On the other hand, workers who are not eligible for unemployment benefits or who have approached or reached the maximum duration of benefits, are more likely to search for, and hence to find work. The study saw an increase in the “escape rate from unemployment for workers who currently do not qualify for benefits and for qualified workers close to when benefits are exhausted.” The study calls this the “entitlement effect.”

Like other entitlements, it is meant as a “social safety net,” not an economic recovery policy. There may be humanitarian reasons to extend unemployment benefits (with corresponding budget offsets), but as a jobs program, by Krueger’s account, the policy will probably fall flat.

Krueger’s paper focuses on economic incentives, and finds –perhaps unsurprisingly – that paying people for being out of work encourages employment in layoff-prone industries, and discourages the search for a new job once a worker is unemployed.

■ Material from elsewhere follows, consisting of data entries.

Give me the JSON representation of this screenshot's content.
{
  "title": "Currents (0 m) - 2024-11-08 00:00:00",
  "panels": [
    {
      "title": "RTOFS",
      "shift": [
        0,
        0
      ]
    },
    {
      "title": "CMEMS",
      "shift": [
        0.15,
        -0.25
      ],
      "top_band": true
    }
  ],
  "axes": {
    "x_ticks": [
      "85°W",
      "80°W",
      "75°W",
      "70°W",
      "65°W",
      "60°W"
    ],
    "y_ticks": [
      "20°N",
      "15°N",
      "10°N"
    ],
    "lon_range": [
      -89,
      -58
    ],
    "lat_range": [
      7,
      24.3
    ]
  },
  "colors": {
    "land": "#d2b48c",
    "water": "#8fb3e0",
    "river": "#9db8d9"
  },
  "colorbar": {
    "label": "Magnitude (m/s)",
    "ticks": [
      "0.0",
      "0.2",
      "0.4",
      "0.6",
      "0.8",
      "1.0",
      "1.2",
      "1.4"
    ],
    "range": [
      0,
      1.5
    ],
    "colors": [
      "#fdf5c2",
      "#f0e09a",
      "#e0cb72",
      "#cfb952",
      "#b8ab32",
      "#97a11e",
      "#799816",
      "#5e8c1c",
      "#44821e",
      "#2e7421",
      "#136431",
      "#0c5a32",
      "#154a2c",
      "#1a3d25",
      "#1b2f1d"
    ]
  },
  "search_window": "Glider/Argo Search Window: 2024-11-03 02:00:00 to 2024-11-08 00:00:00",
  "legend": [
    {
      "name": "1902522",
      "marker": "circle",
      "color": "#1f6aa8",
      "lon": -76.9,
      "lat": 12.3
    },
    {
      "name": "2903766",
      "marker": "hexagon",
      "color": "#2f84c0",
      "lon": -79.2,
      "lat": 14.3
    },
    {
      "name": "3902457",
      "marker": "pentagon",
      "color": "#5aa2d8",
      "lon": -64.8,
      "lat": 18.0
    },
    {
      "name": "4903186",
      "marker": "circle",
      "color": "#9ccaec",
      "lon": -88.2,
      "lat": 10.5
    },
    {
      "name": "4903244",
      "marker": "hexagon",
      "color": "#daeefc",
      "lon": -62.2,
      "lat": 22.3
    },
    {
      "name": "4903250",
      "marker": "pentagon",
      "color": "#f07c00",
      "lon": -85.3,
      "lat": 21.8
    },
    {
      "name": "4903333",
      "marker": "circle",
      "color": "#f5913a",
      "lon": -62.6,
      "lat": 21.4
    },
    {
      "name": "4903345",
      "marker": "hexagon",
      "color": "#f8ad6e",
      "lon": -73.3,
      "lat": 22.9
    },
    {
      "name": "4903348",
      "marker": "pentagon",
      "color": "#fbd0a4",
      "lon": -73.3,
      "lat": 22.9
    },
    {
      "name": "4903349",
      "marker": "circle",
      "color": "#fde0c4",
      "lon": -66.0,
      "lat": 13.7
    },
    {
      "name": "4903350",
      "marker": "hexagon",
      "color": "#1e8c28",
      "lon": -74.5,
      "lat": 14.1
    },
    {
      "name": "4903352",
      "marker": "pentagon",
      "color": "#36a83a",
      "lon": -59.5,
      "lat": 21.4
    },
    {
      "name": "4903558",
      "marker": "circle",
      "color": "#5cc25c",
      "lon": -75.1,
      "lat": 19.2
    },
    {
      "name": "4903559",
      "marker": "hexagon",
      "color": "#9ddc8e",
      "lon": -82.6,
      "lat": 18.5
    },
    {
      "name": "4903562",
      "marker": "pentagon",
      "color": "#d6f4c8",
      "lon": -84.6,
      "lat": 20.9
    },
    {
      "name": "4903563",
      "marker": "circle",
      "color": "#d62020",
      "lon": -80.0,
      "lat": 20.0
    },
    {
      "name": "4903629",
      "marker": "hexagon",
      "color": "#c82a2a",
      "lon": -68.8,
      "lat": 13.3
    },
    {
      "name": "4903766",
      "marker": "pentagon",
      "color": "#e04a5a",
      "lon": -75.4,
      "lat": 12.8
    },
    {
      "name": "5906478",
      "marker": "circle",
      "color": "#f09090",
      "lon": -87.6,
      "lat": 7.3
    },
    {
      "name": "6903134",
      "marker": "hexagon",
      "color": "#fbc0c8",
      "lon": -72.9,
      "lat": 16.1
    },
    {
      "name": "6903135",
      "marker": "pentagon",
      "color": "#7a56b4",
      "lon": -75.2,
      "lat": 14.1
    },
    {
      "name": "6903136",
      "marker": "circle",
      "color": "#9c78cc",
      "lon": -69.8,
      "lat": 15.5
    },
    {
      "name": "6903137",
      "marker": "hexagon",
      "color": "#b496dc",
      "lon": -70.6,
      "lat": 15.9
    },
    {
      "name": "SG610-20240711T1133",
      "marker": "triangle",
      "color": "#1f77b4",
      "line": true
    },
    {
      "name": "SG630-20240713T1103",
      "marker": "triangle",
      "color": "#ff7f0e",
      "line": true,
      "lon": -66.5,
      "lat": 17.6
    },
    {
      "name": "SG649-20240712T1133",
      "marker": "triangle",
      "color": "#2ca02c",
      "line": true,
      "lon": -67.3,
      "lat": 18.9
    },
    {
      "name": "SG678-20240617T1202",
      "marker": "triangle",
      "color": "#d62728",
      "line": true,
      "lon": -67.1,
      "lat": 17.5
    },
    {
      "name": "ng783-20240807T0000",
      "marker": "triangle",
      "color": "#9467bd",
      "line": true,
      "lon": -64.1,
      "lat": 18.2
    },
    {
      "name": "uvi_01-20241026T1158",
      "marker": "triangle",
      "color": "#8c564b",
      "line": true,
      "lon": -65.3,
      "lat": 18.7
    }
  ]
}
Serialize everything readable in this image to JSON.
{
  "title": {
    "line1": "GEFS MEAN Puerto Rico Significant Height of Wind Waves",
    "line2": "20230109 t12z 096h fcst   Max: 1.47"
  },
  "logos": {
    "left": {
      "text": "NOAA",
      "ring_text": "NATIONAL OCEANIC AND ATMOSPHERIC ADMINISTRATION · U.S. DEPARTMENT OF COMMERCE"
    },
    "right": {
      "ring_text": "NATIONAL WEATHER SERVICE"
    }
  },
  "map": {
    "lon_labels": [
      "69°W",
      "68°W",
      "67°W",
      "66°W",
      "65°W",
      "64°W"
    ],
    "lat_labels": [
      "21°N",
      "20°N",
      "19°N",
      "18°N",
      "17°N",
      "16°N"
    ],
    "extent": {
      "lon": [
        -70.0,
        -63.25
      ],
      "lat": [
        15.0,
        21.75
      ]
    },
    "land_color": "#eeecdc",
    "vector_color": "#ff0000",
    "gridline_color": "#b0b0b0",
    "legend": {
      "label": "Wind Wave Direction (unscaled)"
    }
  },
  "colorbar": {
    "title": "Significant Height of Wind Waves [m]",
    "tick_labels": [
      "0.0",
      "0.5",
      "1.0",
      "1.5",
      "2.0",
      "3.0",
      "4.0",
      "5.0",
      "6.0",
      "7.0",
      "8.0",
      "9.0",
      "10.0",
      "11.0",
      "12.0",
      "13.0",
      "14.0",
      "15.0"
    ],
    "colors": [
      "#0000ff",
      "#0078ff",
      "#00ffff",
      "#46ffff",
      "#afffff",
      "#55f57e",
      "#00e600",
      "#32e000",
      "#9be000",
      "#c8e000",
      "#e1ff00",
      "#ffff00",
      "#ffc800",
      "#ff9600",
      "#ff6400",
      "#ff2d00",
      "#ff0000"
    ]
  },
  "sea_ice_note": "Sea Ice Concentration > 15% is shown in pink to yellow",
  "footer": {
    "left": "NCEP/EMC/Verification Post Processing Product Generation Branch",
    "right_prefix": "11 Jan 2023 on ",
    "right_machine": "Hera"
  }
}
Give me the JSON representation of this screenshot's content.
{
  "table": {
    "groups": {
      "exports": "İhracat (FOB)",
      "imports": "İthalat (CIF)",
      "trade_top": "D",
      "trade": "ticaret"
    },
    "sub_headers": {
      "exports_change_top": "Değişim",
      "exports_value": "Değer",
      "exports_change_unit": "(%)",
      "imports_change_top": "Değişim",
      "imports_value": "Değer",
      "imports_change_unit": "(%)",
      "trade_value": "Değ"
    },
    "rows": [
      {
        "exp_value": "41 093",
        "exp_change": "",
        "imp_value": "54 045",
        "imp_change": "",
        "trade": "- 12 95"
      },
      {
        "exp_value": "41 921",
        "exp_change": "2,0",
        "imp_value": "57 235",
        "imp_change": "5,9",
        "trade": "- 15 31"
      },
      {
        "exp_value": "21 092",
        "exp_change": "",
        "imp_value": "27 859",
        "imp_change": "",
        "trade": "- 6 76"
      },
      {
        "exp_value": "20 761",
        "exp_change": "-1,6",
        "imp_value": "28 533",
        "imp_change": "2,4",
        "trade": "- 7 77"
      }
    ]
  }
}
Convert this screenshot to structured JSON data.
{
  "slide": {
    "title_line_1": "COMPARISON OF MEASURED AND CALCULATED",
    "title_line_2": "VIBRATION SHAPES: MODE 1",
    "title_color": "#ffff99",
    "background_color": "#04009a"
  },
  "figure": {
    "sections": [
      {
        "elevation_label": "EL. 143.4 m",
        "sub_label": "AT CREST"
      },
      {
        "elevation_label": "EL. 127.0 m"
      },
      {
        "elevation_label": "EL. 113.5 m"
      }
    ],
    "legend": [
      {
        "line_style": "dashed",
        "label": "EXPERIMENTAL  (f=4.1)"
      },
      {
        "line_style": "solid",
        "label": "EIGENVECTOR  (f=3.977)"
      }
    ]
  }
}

It also tends to encourage employees to “work less hard on the current job,” the paper states, due to their knowledge that they will be eligible for unemployment benefits in the event of a layoff.

The moral hazard and skewed incentives of unemployment benefits do not create a healthier economic climate – from the perspective of employment, at least – Krueger’s paper finds. But the president has already signaled both his intention to extend unemployment benefits and his belief that they will, in fact, stimulate the struggling economy.

Will the president heed the findings of his newest chief economic advisor – who, for what it’s worth, supports the liberal political position on other high-profile issues – or stick to a dogmatically liberal approach in the face of Krueger’s own academic work?